Show empathy: Treat human tragedy as a priority.
In a landscape-scale crisis, people’s minds first turn to their survival and other basic needs. Will I be sick or hurt? Will my family? What happens then? Who takes care of us? Leaders shouldn’t hire communications or legal staff to answer these questions. A crisis is of utmost importance for leaders to uphold an essential aspect of their role: to make a positive difference in people’s lives.
To do this, leaders must recognize the personal and professional challenges that employees and their loved ones face during a crisis. In mid-March 2020, COVID-19 had struck the tragedy of countless people, causing thousands of lives. More than 100,000 cases have been confirmed; many others had been screened. The pandemic has also triggered powerful second-order effects. School closures in many jurisdictions place a strain on working parents. Since every crisis affects people in a certain way, leaders must pay careful attention to how people struggle and take appropriate measures to support them.

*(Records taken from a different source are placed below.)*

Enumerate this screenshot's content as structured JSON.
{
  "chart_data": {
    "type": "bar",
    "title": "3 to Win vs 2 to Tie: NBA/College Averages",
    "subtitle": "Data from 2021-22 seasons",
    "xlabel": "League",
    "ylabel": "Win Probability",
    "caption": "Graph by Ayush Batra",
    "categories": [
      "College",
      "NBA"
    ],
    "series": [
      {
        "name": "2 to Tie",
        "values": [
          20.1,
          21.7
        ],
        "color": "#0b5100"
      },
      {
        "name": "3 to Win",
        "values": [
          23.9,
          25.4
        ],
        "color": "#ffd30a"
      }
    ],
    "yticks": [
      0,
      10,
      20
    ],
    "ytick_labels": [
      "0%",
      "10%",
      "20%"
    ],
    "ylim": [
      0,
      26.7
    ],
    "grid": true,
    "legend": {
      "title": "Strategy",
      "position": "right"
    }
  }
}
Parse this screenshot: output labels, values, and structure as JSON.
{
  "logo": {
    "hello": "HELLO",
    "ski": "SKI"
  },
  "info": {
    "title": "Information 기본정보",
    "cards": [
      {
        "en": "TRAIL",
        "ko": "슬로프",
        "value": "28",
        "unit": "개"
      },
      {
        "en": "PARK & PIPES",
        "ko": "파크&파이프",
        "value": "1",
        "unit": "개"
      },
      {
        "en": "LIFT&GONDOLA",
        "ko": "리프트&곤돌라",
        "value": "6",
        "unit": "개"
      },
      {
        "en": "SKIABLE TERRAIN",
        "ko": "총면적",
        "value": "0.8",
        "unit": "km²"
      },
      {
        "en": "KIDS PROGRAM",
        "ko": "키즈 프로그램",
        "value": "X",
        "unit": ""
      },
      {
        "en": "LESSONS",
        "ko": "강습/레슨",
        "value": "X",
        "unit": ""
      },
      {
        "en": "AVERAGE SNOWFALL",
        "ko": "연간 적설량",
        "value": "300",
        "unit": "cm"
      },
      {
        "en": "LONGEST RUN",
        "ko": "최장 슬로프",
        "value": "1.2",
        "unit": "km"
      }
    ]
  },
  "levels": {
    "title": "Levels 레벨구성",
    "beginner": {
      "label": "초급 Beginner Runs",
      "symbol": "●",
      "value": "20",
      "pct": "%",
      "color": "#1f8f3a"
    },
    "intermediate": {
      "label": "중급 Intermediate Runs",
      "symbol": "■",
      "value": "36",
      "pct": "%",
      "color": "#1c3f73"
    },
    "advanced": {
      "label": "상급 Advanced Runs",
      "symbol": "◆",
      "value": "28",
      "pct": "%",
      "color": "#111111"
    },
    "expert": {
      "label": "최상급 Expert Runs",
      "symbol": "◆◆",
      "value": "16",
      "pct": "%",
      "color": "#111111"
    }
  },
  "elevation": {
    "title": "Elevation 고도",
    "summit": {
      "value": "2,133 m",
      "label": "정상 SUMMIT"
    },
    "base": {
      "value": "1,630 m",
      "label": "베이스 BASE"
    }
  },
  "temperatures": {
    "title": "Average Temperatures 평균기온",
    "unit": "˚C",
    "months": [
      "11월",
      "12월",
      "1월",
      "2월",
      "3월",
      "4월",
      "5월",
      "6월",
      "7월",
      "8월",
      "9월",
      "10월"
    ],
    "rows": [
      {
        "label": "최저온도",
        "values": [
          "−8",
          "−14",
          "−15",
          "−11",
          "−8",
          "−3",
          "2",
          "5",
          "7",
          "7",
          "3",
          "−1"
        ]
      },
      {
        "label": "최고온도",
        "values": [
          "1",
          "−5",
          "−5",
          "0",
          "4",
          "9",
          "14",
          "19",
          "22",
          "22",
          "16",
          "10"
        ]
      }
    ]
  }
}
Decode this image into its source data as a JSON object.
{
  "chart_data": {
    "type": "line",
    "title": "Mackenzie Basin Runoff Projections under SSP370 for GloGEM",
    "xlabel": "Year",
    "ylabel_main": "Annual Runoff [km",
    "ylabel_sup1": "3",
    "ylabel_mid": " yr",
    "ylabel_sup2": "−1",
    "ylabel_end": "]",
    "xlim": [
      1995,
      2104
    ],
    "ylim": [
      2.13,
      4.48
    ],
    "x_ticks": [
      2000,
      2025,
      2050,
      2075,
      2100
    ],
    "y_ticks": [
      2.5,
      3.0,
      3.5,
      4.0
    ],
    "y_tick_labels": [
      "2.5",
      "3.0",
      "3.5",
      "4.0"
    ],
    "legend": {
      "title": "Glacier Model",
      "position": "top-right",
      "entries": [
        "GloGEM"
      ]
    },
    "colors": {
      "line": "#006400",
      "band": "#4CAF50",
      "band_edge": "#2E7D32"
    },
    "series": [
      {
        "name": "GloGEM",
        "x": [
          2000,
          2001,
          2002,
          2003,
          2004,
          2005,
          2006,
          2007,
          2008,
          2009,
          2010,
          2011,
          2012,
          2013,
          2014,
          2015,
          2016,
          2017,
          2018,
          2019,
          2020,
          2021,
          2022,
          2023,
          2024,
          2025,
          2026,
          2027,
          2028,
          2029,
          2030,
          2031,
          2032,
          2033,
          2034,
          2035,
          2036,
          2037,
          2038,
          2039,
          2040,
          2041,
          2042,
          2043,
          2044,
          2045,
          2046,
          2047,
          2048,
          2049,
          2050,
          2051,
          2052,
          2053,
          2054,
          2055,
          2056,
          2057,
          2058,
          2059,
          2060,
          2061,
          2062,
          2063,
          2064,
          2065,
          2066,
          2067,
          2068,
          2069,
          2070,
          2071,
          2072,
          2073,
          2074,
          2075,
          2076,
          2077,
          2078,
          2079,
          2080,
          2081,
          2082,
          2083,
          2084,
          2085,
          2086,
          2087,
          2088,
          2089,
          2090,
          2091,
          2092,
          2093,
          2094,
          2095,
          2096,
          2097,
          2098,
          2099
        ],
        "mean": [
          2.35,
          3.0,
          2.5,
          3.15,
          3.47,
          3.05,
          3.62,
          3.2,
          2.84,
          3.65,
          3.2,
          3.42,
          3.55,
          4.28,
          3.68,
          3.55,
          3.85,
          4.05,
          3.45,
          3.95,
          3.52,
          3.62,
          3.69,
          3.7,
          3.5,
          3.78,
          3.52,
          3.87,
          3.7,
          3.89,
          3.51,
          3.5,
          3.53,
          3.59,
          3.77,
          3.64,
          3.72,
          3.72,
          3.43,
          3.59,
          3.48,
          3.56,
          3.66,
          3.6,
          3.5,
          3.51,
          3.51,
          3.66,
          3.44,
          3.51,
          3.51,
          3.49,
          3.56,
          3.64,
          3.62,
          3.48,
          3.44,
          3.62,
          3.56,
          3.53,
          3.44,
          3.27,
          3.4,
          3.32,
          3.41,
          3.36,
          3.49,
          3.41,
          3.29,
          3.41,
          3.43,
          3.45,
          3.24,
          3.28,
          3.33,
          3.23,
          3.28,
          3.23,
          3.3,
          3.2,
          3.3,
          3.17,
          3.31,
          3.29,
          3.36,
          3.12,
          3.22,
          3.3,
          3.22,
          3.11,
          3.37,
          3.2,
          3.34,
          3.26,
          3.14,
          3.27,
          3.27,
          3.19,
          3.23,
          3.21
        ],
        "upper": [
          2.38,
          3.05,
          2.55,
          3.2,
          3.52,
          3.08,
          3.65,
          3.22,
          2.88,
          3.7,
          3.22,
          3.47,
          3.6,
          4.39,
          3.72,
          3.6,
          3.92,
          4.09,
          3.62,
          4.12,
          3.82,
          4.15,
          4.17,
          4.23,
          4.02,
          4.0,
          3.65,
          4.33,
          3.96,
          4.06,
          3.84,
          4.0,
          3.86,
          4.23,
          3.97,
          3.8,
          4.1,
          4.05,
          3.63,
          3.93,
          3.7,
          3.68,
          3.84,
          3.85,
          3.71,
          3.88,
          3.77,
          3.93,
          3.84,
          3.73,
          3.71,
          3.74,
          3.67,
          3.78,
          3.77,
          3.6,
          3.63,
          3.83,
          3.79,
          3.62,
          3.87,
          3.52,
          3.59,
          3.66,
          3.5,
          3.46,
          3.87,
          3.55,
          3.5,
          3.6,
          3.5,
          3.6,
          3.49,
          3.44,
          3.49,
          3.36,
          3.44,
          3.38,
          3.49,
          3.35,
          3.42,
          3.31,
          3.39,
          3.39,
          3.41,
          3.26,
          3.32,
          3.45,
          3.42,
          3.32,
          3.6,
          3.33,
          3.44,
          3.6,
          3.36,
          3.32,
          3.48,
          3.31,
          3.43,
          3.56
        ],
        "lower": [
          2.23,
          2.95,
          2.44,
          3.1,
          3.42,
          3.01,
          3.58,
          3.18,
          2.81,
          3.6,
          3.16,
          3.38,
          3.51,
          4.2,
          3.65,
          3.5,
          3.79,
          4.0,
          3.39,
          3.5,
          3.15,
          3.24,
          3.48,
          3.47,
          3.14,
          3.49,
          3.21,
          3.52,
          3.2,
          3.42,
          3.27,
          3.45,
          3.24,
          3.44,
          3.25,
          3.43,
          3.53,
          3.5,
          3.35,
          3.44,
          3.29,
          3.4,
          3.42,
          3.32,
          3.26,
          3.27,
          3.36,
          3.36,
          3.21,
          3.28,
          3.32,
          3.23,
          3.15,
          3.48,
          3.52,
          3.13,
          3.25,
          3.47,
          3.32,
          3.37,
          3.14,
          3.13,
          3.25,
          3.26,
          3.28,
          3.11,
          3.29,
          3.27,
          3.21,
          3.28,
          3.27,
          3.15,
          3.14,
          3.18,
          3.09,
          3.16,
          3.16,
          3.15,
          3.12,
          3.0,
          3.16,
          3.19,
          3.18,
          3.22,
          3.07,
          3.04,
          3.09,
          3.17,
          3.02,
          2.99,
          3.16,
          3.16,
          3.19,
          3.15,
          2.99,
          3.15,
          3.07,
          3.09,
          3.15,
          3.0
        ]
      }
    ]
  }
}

Finally, it is crucial that leaders empathize and open to others’ empathy, and remain attentive to their well-being. As stress, fatigue, and uncertainty increase during a crisis, leaders may find that their ability to process information, stay sober, and use common sense diminishes. They are more likely to counteract functional decline if they encourage their colleagues to voice their concerns and heed the warnings given to them. By investing time in their well-being, leaders can maintain their effectiveness for the weeks and months that a crisis can bring.
Communicate effectively: ensure transparency and ensure regular updates
Crisis communication from executives often goes in the wrong direction. Time and again, we leaders adopt an overconfident and optimistic tone at the onset of a crisis – and arouse the suspicion of stakeholders about leaders know and how they are dealing with the problem. Authority figures also tend to put announcements on hold for long periods while waiting for more facts to emerge, and decisions are made.